The pressure on his hand increased. A thumb brushed the back of it, soft and steady. The contact was anchoring. He tried to squeeze back, muscles sluggish and reluctant. There was no way to tell if he succeeded. But the hand didn’t let go.
Then the first voice again—sharper this time, hope breaking through the edges of fear.
“You’re nearly there. You hear me? You’re not alone.”
Not alone.
The fog thickened again, as if offended by the intrusion. But the cracks were forming.
Memories didn’t return in sequence. They flickered—snapshots, impressions. A laugh under moonlight. The feel of parchment beneath his fingertips. Blood. Screams. Cold stone. Silver.
He flinched. His body twitched, just once, but enough for someone to notice.
“There,” said the voice—her voice, gentle but bright with purpose. “Again. That’s the third response today.”

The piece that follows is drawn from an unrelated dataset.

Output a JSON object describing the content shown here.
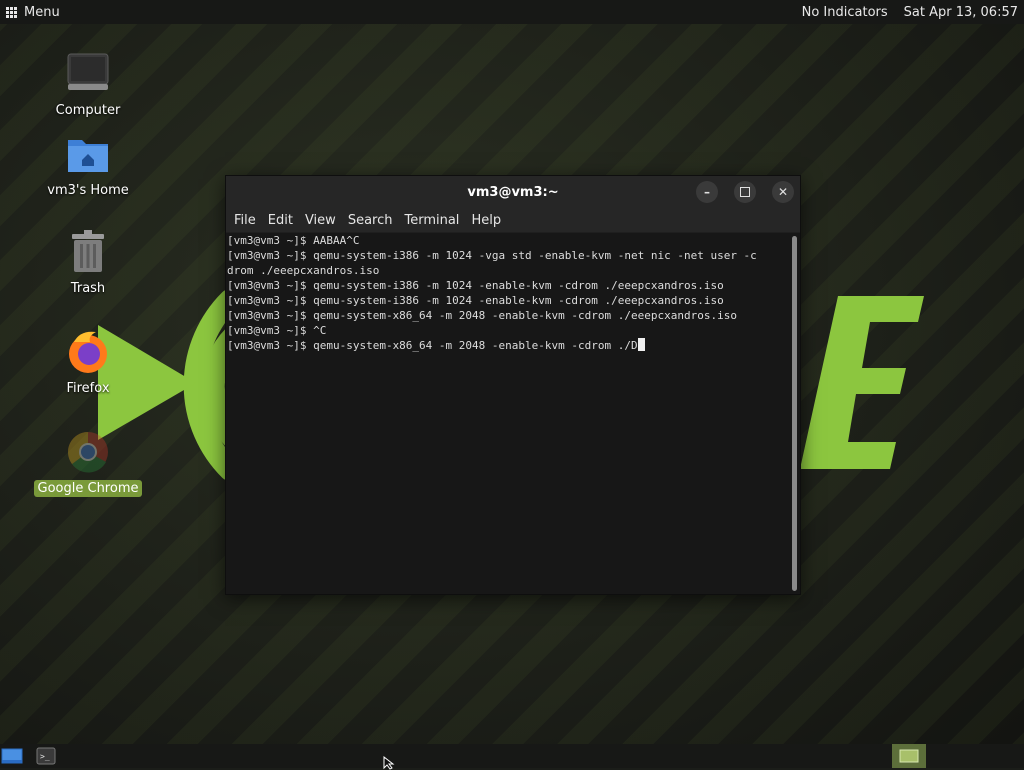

There was movement in the room. He could feel it, even if he couldn’t open his eyes. A shift in the air. A rustle of fabric. Something magical passed over him—a soft, pulsing charm. Diagnostic, maybe.
The warmth beside him never left.
“Don’t rush it,” the womens voice said, rough and hoarse with exhaustion. “He’s fighting. I can feel it.”
The fog recoiled at those words. Fighting. Yes. He was fighting.
It had taken so much from him. His voice, his body, his time—stolen in silence. But something inside him burned stubbornly bright.
He gripped the hand.
This time, he felt it. His fingers—weak and barely more than a tremor—tightened. A whisper of motion.
The voice beside him broke.
“Moony?” it said, cracking with disbelief. “Merlin—Remus—do that again, please—”
He tried. Tried harder than he ever had. Muscles screamed in protest, nerves fizzed with jagged fire—but his hand shifted again.
Then he heard something he didn’t expect:
Laughter.
Rough and wet with relief, but unmistakably laughter. A hand cupped his face, gentle and shaking.
“You bloody brilliant bastard,” the voice choked. “You’re still in there.”